\section{The MLRISC Machine Description Language}
\subsection{ Overview }
\newdef{MDGen} is a machine description language
is designed to automate
various mundane and error prone tasks in developing a back-end for
MLRISC. Currently, to target a new
architecture the programmer must provide the following set of modules
written in Standard ML:
\begin{itemize}
\item \codehref{instructions/cells.sig}{CELLS} --
the properties of the register set and (some part of) memory hierarchy.
\item \codehref{instructions/instructions.sig}{INSTRUCTIONS} --
the concrete instruction set representation.
\item \codehref{instructions/insnProps.sig}{INSNS_PROPERTIES} --
properties of the instructions.
\item \codehref{instructions/shuffle.sig}{SHUFFLE} --
methods to emit linearized code from parallel copies.

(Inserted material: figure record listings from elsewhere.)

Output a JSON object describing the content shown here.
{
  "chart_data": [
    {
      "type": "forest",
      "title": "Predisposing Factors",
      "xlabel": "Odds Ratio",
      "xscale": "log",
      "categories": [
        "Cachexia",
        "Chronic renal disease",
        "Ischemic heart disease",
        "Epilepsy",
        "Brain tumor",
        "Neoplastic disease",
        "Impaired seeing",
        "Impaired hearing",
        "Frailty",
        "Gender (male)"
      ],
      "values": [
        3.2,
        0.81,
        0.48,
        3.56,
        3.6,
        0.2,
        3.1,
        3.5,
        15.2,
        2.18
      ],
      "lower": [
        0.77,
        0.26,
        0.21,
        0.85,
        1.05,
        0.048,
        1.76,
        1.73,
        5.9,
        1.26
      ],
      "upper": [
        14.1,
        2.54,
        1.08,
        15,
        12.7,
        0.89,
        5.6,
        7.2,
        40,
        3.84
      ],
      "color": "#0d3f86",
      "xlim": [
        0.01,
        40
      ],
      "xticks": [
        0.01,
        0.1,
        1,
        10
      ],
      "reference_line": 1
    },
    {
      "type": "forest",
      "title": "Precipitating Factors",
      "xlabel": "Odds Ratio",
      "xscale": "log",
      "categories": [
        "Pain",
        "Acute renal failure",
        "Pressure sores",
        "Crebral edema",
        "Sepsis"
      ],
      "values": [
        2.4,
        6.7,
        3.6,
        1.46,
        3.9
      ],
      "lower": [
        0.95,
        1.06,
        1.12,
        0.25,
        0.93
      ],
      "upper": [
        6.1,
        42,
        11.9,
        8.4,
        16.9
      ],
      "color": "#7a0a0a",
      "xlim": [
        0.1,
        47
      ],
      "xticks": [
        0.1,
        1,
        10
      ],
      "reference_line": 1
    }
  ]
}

\item \codehref{emit/instruction-emitter.sig}{ASSEMBLER} --
the assembler
\item \codehref{emit/instruction-emitter.sig}{MC} --
the machine code emitter
\item \codehref{../backpatch/sdi-jumps.sig}{ SDI_JUMPS } --
methods for resolving span-dependent instructions.
\item DELAY_SLOTS_PROPERTIES
-- machine properties for delay slot filling, if a machine
architecture contains branch delay slots or load delay slots.
\item \codehref{../SSA/ssaProps.sig}{ SSA_PROPERTIES } --
semantics properties for performing optimizations in Static Single
Assignment form.
\end{itemize}
In general, writing a backend is tedious even with
SML's abstraction capabilities.
Furthermore, the machine description is procedural in natural
and must be checked by hand.
\subsection{ What is in MDGen? }
The MDGen tool simplifies the process of developing a new MLRISC backend.
MDGen provides the following:
\begin{itemize}
\item A representation description language for specifying the
machine encoding of the instruction set,
using an extension of ML's algebraic datatype facility.
\item A semantics description language for specifying the abstract semantics
of the instructions.
\end{itemize}
Both sub-languages are based on ML's syntax and semantics, so
they should be readily familiar to all MLRISC users.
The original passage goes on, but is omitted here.